In seiner Replik vom 27. September 2016 nimmt der Beschwerdeführer zu den Vernehmlassungen des Verwaltungsgerichts und des Beschwerdegegners Stellung und stellt neu den Antrag, es sei der Beschwerde die aufschiebende Wirkung zu erteilen und es sei dem Beschwerdegegner unter Strafandrohung nach Art. 292 StGB bis zum Vorliegen des rechtskräftigen Urteils des Bundesgerichts jegliche Bautätigkeit auf dem Baugrundstück (Nr. 4372) zu verbieten.

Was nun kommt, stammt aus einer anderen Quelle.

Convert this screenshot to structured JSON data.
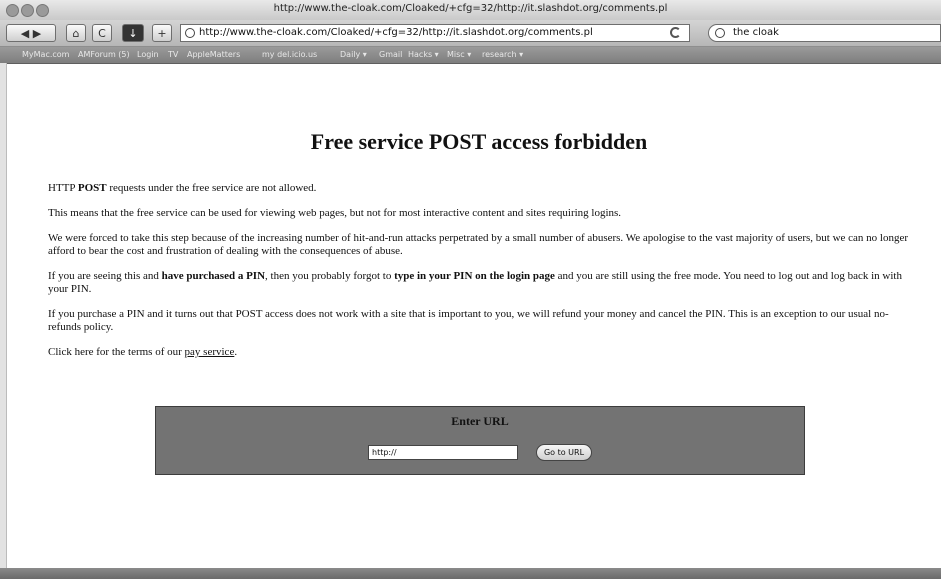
{
  "window": {
    "title": "http://www.the-cloak.com/Cloaked/+cfg=32/http://it.slashdot.org/comments.pl"
  },
  "toolbar": {
    "back_forward": "◀ ▶",
    "home_glyph": "⌂",
    "snapback_glyph": "C",
    "download_glyph": "↓",
    "add_glyph": "+",
    "address": "http://www.the-cloak.com/Cloaked/+cfg=32/http://it.slashdot.org/comments.pl",
    "search_value": "the cloak"
  },
  "bookmarks": [
    "MyMac.com",
    "AMForum (5)",
    "Login",
    "TV",
    "AppleMatters",
    "my del.icio.us",
    "Daily ▾",
    "Gmail",
    "Hacks ▾",
    "Misc ▾",
    "research ▾"
  ],
  "page": {
    "heading": "Free service POST access forbidden",
    "p1_a": "HTTP ",
    "p1_b": "POST",
    "p1_c": " requests under the free service are not allowed.",
    "p2": "This means that the free service can be used for viewing web pages, but not for most interactive content and sites requiring logins.",
    "p3": "We were forced to take this step because of the increasing number of hit-and-run attacks perpetrated by a small number of abusers. We apologise to the vast majority of users, but we can no longer afford to bear the cost and frustration of dealing with the consequences of abuse.",
    "p4_a": "If you are seeing this and ",
    "p4_b": "have purchased a PIN",
    "p4_c": ", then you probably forgot to ",
    "p4_d": "type in your PIN on the login page",
    "p4_e": " and you are still using the free mode. You need to log out and log back in with your PIN.",
    "p5": "If you purchase a PIN and it turns out that POST access does not work with a site that is important to you, we will refund your money and cancel the PIN. This is an exception to our usual no-refunds policy.",
    "p6_a": "Click here for the terms of our ",
    "p6_link": "pay service",
    "p6_b": "."
  },
  "url_form": {
    "title": "Enter URL",
    "input_value": "http://",
    "button_label": "Go to URL"
  },
  "colors": {
    "panel_background": "#737373",
    "link": "#111111"
  }
}
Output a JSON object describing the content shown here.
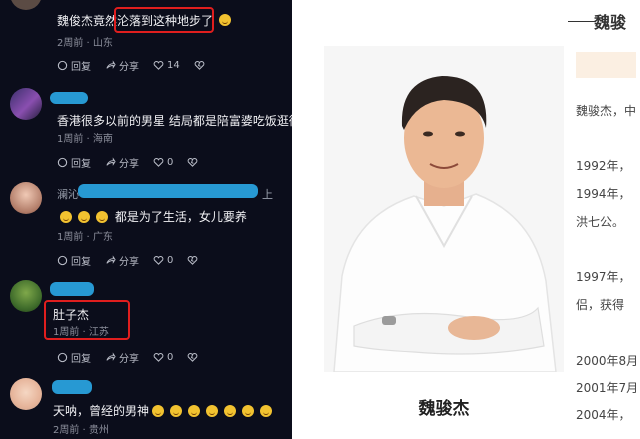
{
  "feed": {
    "comments": [
      {
        "text": "魏俊杰竟然沦落到这种地步了",
        "time": "2周前",
        "location": "山东",
        "reply_label": "回复",
        "share_label": "分享",
        "likes": "14"
      },
      {
        "text": "香港很多以前的男星 结局都是陪富婆吃饭逛街",
        "time": "1周前",
        "location": "海南",
        "reply_label": "回复",
        "share_label": "分享",
        "likes": "0"
      },
      {
        "name_prefix": "澜沁",
        "name_suffix": "上",
        "text": "都是为了生活，女儿要养",
        "time": "1周前",
        "location": "广东",
        "reply_label": "回复",
        "share_label": "分享",
        "likes": "0"
      },
      {
        "text": "肚子杰",
        "time": "1周前",
        "location": "江苏",
        "reply_label": "回复",
        "share_label": "分享",
        "likes": "0"
      },
      {
        "text": "天呐，曾经的男神",
        "time": "2周前",
        "location": "贵州"
      }
    ],
    "highlight_color": "#e01e1e",
    "name_blur_color": "#2aa8e8"
  },
  "profile": {
    "section_title": "魏骏",
    "photo_caption": "魏骏杰",
    "intro": "魏骏杰，中",
    "timeline": [
      "1992年，",
      "1994年，",
      "洪七公。",
      "1997年，",
      "侣，获得",
      "2000年8月",
      "2001年7月",
      "2004年，"
    ]
  }
}
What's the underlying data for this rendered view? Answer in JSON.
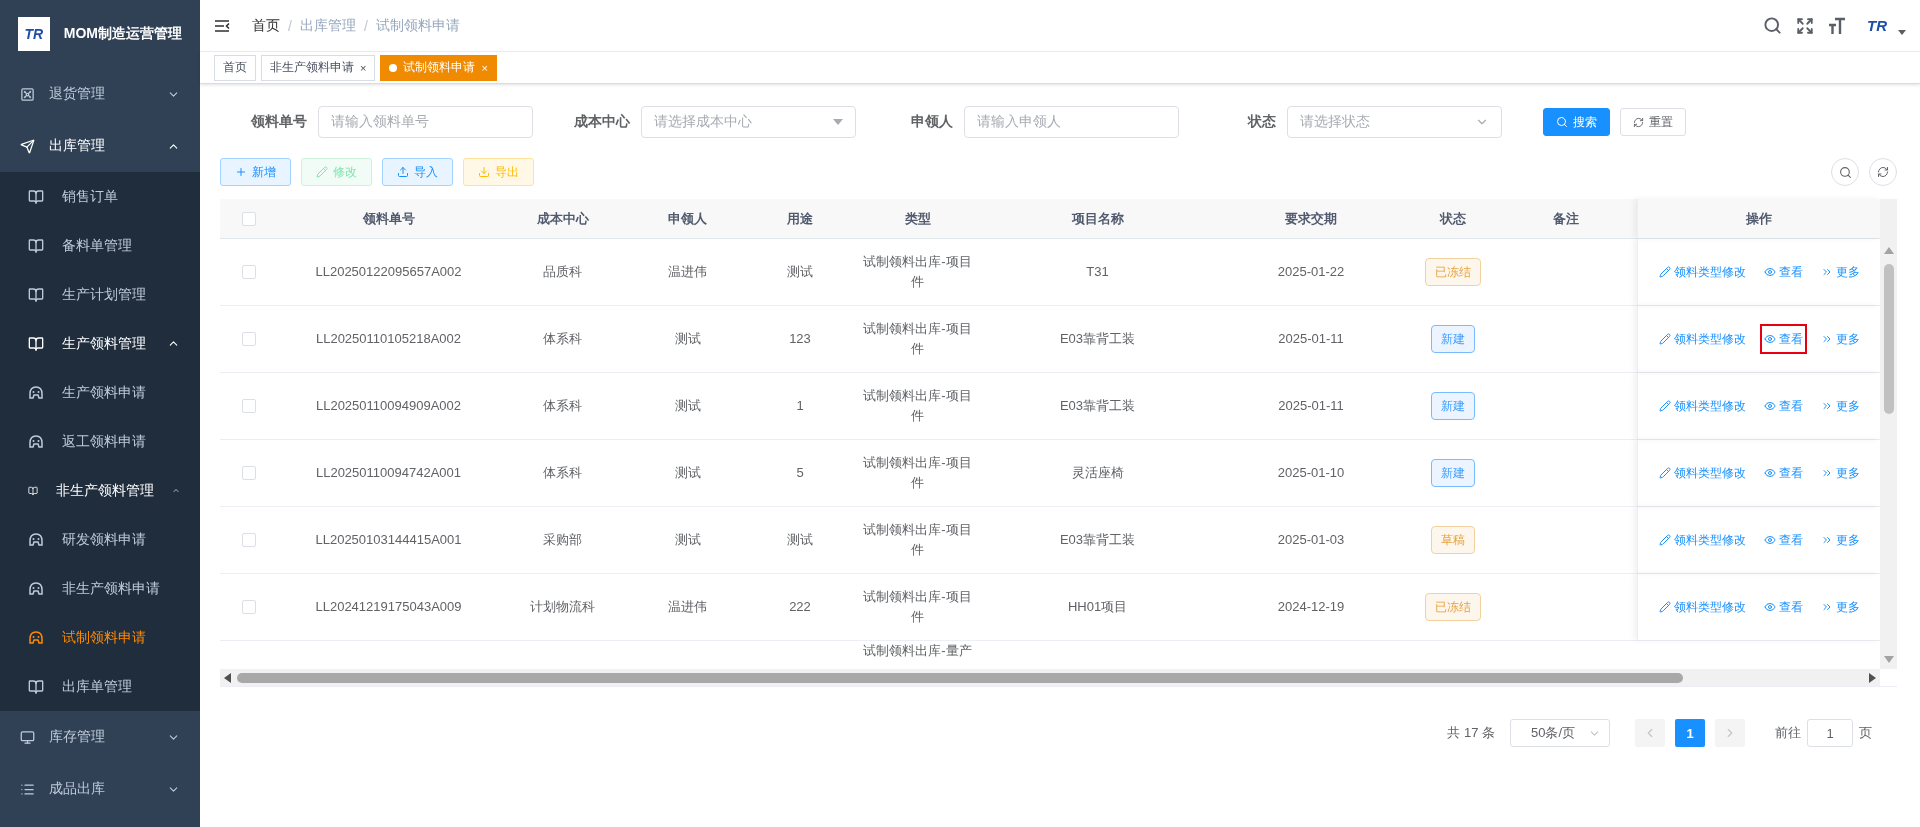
{
  "app": {
    "logo_text": "TR",
    "title": "MOM制造运营管理"
  },
  "sidebar": {
    "items": [
      {
        "label": "退货管理",
        "expanded": false
      },
      {
        "label": "出库管理",
        "expanded": true,
        "children": [
          {
            "label": "销售订单",
            "selected": false
          },
          {
            "label": "备料单管理",
            "selected": false
          },
          {
            "label": "生产计划管理",
            "selected": false
          },
          {
            "label": "生产领料管理",
            "expanded": true,
            "children": [
              {
                "label": "生产领料申请",
                "selected": false
              },
              {
                "label": "返工领料申请",
                "selected": false
              }
            ]
          },
          {
            "label": "非生产领料管理",
            "expanded": true,
            "children": [
              {
                "label": "研发领料申请",
                "selected": false
              },
              {
                "label": "非生产领料申请",
                "selected": false
              },
              {
                "label": "试制领料申请",
                "selected": true
              }
            ]
          },
          {
            "label": "出库单管理",
            "selected": false
          }
        ]
      },
      {
        "label": "库存管理",
        "expanded": false
      },
      {
        "label": "成品出库",
        "expanded": false
      }
    ]
  },
  "header": {
    "breadcrumb": [
      {
        "label": "首页"
      },
      {
        "separator": "/",
        "label": "出库管理"
      },
      {
        "separator": "/",
        "label": "试制领料申请"
      }
    ],
    "avatar_text": "TR"
  },
  "tags": [
    {
      "label": "首页",
      "selected": false
    },
    {
      "label": "非生产领料申请",
      "selected": false,
      "close": "×"
    },
    {
      "label": "试制领料申请",
      "selected": true,
      "close": "×"
    }
  ],
  "filters": [
    {
      "label": "领料单号",
      "placeholder": "请输入领料单号",
      "kind": "input"
    },
    {
      "label": "成本中心",
      "placeholder": "请选择成本中心",
      "kind": "select"
    },
    {
      "label": "申领人",
      "placeholder": "请输入申领人",
      "kind": "input"
    },
    {
      "label": "状态",
      "placeholder": "请选择状态",
      "kind": "select"
    }
  ],
  "filter_buttons": [
    {
      "label": "搜索",
      "kind": "primary"
    },
    {
      "label": "重置",
      "kind": "default"
    }
  ],
  "toolbar": [
    {
      "label": "新增",
      "kind": "add",
      "disabled": false
    },
    {
      "label": "修改",
      "kind": "edit",
      "disabled": true
    },
    {
      "label": "导入",
      "kind": "import",
      "disabled": false
    },
    {
      "label": "导出",
      "kind": "export",
      "disabled": false
    }
  ],
  "table": {
    "header_checked": false,
    "columns": [
      "领料单号",
      "成本中心",
      "申领人",
      "用途",
      "类型",
      "项目名称",
      "要求交期",
      "状态",
      "备注",
      "操作"
    ],
    "rows": [
      {
        "checked": false,
        "id": "LL20250122095657A002",
        "cost_center": "品质科",
        "applicant": "温进伟",
        "purpose": "测试",
        "type": "试制领料出库-项目件",
        "project": "T31",
        "due_date": "2025-01-22",
        "status": {
          "label": "已冻结",
          "kind": "warning"
        },
        "actions": [
          {
            "label": "领料类型修改",
            "kind": "edit",
            "highlighted": false
          },
          {
            "label": "查看",
            "kind": "view",
            "highlighted": false
          },
          {
            "label": "更多",
            "kind": "more",
            "highlighted": false
          }
        ]
      },
      {
        "checked": false,
        "id": "LL20250110105218A002",
        "cost_center": "体系科",
        "applicant": "测试",
        "purpose": "123",
        "type": "试制领料出库-项目件",
        "project": "E03靠背工装",
        "due_date": "2025-01-11",
        "status": {
          "label": "新建",
          "kind": "primary"
        },
        "actions": [
          {
            "label": "领料类型修改",
            "kind": "edit",
            "highlighted": false
          },
          {
            "label": "查看",
            "kind": "view",
            "highlighted": true
          },
          {
            "label": "更多",
            "kind": "more",
            "highlighted": false
          }
        ]
      },
      {
        "checked": false,
        "id": "LL20250110094909A002",
        "cost_center": "体系科",
        "applicant": "测试",
        "purpose": "1",
        "type": "试制领料出库-项目件",
        "project": "E03靠背工装",
        "due_date": "2025-01-11",
        "status": {
          "label": "新建",
          "kind": "primary"
        },
        "actions": [
          {
            "label": "领料类型修改",
            "kind": "edit",
            "highlighted": false
          },
          {
            "label": "查看",
            "kind": "view",
            "highlighted": false
          },
          {
            "label": "更多",
            "kind": "more",
            "highlighted": false
          }
        ]
      },
      {
        "checked": false,
        "id": "LL20250110094742A001",
        "cost_center": "体系科",
        "applicant": "测试",
        "purpose": "5",
        "type": "试制领料出库-项目件",
        "project": "灵活座椅",
        "due_date": "2025-01-10",
        "status": {
          "label": "新建",
          "kind": "primary"
        },
        "actions": [
          {
            "label": "领料类型修改",
            "kind": "edit",
            "highlighted": false
          },
          {
            "label": "查看",
            "kind": "view",
            "highlighted": false
          },
          {
            "label": "更多",
            "kind": "more",
            "highlighted": false
          }
        ]
      },
      {
        "checked": false,
        "id": "LL20250103144415A001",
        "cost_center": "采购部",
        "applicant": "测试",
        "purpose": "测试",
        "type": "试制领料出库-项目件",
        "project": "E03靠背工装",
        "due_date": "2025-01-03",
        "status": {
          "label": "草稿",
          "kind": "warning"
        },
        "actions": [
          {
            "label": "领料类型修改",
            "kind": "edit",
            "highlighted": false
          },
          {
            "label": "查看",
            "kind": "view",
            "highlighted": false
          },
          {
            "label": "更多",
            "kind": "more",
            "highlighted": false
          }
        ]
      },
      {
        "checked": false,
        "id": "LL20241219175043A009",
        "cost_center": "计划物流科",
        "applicant": "温进伟",
        "purpose": "222",
        "type": "试制领料出库-项目件",
        "project": "HH01项目",
        "due_date": "2024-12-19",
        "status": {
          "label": "已冻结",
          "kind": "warning"
        },
        "actions": [
          {
            "label": "领料类型修改",
            "kind": "edit",
            "highlighted": false
          },
          {
            "label": "查看",
            "kind": "view",
            "highlighted": false
          },
          {
            "label": "更多",
            "kind": "more",
            "highlighted": false
          }
        ]
      },
      {
        "type": "试制领料出库-量产"
      }
    ]
  },
  "pagination": {
    "total": "共 17 条",
    "page_size": "50条/页",
    "pages": [
      {
        "label": "1",
        "selected": true
      }
    ],
    "goto_label": "前往",
    "goto_value": "1",
    "page_suffix": "页"
  }
}
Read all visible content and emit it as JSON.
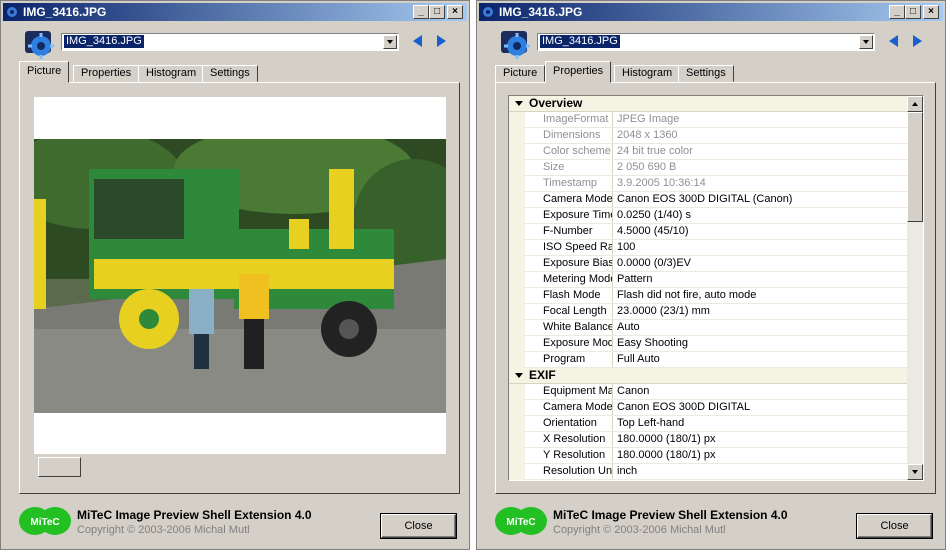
{
  "window_title": "IMG_3416.JPG",
  "file_combo_value": "IMG_3416.JPG",
  "tabs": [
    "Picture",
    "Properties",
    "Histogram",
    "Settings"
  ],
  "left_window": {
    "active_tab": "Picture"
  },
  "right_window": {
    "active_tab": "Properties"
  },
  "footer": {
    "logo_text": "MiTeC",
    "product": "MiTeC Image Preview Shell Extension 4.0",
    "copyright": "Copyright © 2003-2006 Michal Mutl",
    "close_label": "Close"
  },
  "properties": {
    "overview_title": "Overview",
    "overview": [
      {
        "k": "ImageFormat",
        "v": "JPEG Image",
        "ro": true
      },
      {
        "k": "Dimensions",
        "v": "2048 x 1360",
        "ro": true
      },
      {
        "k": "Color scheme",
        "v": "24 bit true color",
        "ro": true
      },
      {
        "k": "Size",
        "v": "2 050 690 B",
        "ro": true
      },
      {
        "k": "Timestamp",
        "v": "3.9.2005 10:36:14",
        "ro": true
      },
      {
        "k": "Camera Model",
        "v": "Canon EOS 300D DIGITAL (Canon)",
        "ro": false
      },
      {
        "k": "Exposure Time",
        "v": "0.0250 (1/40) s",
        "ro": false
      },
      {
        "k": "F-Number",
        "v": "4.5000 (45/10)",
        "ro": false
      },
      {
        "k": "ISO Speed Rat...",
        "v": "100",
        "ro": false
      },
      {
        "k": "Exposure Bias",
        "v": "0.0000 (0/3)EV",
        "ro": false
      },
      {
        "k": "Metering Mode",
        "v": "Pattern",
        "ro": false
      },
      {
        "k": "Flash Mode",
        "v": "Flash did not fire, auto mode",
        "ro": false
      },
      {
        "k": "Focal Length",
        "v": "23.0000 (23/1) mm",
        "ro": false
      },
      {
        "k": "White Balance",
        "v": "Auto",
        "ro": false
      },
      {
        "k": "Exposure Mode",
        "v": "Easy Shooting",
        "ro": false
      },
      {
        "k": "Program",
        "v": "Full Auto",
        "ro": false
      }
    ],
    "exif_title": "EXIF",
    "exif": [
      {
        "k": "Equipment Make",
        "v": "Canon",
        "ro": false
      },
      {
        "k": "Camera Model",
        "v": "Canon EOS 300D DIGITAL",
        "ro": false
      },
      {
        "k": "Orientation",
        "v": "Top Left-hand",
        "ro": false
      },
      {
        "k": "X Resolution",
        "v": "180.0000 (180/1) px",
        "ro": false
      },
      {
        "k": "Y Resolution",
        "v": "180.0000 (180/1) px",
        "ro": false
      },
      {
        "k": "Resolution Unit",
        "v": "inch",
        "ro": false
      }
    ]
  },
  "colors": {
    "title_start": "#0a246a",
    "title_end": "#a6caf0",
    "face": "#d4d0c8",
    "nav_arrow": "#1a5fd0",
    "logo_green": "#22c022"
  }
}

Mit Eingabe vom 9. Oktober 2016 macht der Beschwerdeführer erneut geltend, gegenüber den Originalplänen sei das Terrain auf dem Baugrundstück angehoben worden. Der Beschwerdegegner bringt in seiner Eingabe vom 18. Oktober 2016 vor, die vom Beschwerdeführer beanstandeten Gartenarbeiten seien bewilligungsfrei und hätten nichts mit dem Garagenprojekt zu tun. In der Folge liess der Beschwerdeführer dem Bundesgericht informationshalber ein Schreiben vom 28. Dezember 2016 an das Regierungsstatthalteramt Bern-Mittelland zukommen.
 
 
Erwägungen:
 
1.
 
1.1. Gegen den kantonal letztinstanzlichen Endentscheid des Verwaltungsgerichts im Bereich des Baurechts steht die Beschwerde in öffentlich-rechtlichen Angelegenheiten grundsätzlich offen (BGE 133 II 353 E. 2 S. 356). Der Beschwerdeführer hat am vorinstanzlichen Verfahren teilgenommen und ist als Eigentümer einer an das Baugrundstück angrenzenden Liegenschaft zur Beschwerde legitimiert (Art. 86 Abs. 1 BGG). Da auch die übrigen Sachurteilsvoraussetzungen gegeben sind, ist auf die Beschwerde grundsätzlich einzutreten.
 
1.2. Nach Art. 100 Abs. 1 BGG ist die Beschwerde innert 30 Tagen nach der Eröffnung der vollständigen Ausfertigung des angefochtenen Entscheids beim Bundesgericht einzureichen. Diese gesetzliche Frist ist nicht erstreckbar (Art. 47 Abs. 1 BGG).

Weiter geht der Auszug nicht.